Know What I'm Saying?
So as I'm walking down Telegraph Ave. today, going from my one job to my other job I was eavesdropping on the phone conversation of the guy walking behind me. We'll call him Ali because, well, he said his name was Ali. Ali was having a VERY ANIMATED CONVERSATION about how he and his buddy were going to go clubbing. You know pick up on girls and get drunk the usual. Now I figure you're thinking, So What? Most UC Berkeley students walking around town or campus are blathering on about getting drunk or laid or something stupid. Or, How Could You Say That About Some Of The Cream Of The Crop Of This Country's Young People? I say, these kids are incredibly stupid, don't let the name of the school fool you. Don't believe me? Well it is true, I should know because I had the misfortune of attending UC a few years ago and listening to this sort of drivel first hand. During class! However, this is not what I wanted to write about. Midway through the conversation ALi switches from English to Arabic. I'm not sure if he was on to another call with a different person or what, but suddenly it got really interesting. Well at least to me. His conversation went something like this:
Ali: "Arabic arabic arabic arabic know what I'm saying? Arabic arabic know what I'm saying? Arabic know what I'm saying? Arabic arabic arabic arabic arabic know what I'm saying? Arabic know...Arabicarabicarabicarabicnowatimsain? Arabic ."

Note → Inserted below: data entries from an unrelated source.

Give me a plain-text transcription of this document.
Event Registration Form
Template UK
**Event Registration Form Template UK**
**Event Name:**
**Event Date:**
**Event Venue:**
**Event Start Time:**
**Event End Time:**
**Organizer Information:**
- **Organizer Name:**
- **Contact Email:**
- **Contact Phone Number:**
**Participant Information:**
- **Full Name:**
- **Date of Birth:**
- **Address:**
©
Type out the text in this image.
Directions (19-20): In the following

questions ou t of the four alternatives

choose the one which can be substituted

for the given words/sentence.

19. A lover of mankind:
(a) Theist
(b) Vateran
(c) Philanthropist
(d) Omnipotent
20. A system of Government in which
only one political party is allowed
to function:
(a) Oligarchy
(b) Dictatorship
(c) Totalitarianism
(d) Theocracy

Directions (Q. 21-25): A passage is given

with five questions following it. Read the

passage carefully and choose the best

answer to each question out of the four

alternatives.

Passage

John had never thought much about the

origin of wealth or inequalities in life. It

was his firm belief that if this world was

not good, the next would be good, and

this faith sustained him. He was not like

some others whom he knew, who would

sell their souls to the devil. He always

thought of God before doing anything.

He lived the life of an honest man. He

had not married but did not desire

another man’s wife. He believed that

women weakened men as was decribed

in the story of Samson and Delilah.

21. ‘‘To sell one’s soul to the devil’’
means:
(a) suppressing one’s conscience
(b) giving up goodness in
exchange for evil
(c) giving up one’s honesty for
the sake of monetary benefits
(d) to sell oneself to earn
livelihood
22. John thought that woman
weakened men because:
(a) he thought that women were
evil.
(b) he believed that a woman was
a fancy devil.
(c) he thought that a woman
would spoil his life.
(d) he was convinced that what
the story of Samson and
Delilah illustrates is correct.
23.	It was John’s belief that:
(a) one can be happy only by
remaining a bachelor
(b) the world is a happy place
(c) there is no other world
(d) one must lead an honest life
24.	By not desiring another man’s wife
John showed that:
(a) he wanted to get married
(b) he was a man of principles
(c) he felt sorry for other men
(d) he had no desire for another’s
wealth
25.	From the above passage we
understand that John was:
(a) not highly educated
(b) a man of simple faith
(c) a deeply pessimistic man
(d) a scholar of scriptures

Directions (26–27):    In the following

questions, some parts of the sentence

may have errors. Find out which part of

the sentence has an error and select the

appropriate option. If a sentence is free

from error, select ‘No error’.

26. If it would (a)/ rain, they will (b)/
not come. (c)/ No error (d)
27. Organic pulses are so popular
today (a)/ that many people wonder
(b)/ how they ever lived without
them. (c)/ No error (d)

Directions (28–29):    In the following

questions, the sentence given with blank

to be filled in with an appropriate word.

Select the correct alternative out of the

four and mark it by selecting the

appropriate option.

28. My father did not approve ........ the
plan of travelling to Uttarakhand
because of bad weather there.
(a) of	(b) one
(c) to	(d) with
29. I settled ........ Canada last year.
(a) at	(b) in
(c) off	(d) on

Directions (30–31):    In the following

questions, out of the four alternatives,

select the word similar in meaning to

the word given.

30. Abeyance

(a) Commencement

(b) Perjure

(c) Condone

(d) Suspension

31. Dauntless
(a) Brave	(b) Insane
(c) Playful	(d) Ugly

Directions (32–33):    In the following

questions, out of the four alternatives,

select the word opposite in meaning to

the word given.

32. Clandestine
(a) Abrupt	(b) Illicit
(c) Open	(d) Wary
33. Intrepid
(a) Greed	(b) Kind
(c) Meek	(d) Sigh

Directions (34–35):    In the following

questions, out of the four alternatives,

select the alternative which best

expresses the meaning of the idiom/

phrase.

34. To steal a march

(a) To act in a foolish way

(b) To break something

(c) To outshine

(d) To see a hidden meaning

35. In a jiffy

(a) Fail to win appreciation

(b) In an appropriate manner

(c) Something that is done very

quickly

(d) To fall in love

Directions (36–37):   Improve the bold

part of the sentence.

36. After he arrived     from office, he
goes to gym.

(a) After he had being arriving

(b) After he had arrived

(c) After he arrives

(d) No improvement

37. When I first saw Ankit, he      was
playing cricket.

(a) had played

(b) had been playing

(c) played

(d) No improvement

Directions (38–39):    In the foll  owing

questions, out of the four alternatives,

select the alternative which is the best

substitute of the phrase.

I found myself wondering if the person on the other line did know what he was saying, I was wondering what he was saying (since, unfortunately , I don't understand a word of Arabic). I was wondering, isn't there a way to say "know what I'm saying" in Arabic? Do these words not exist in the language? I know that this is not the most interesting thing to write about or talk about or even think about, but hey I was bored. Know what I'm saying?

3 Comments:
Thanks for the encouragement. I'm not sure that how and what I write are any good. When I compare this blog to Malfouka's it is definitely lacking. Oh well, what to do?
Ha, ha!
They took your laundry again? Have you checked the door on the side of the laundry room? That was where they stashed it the last time. People are such assholes!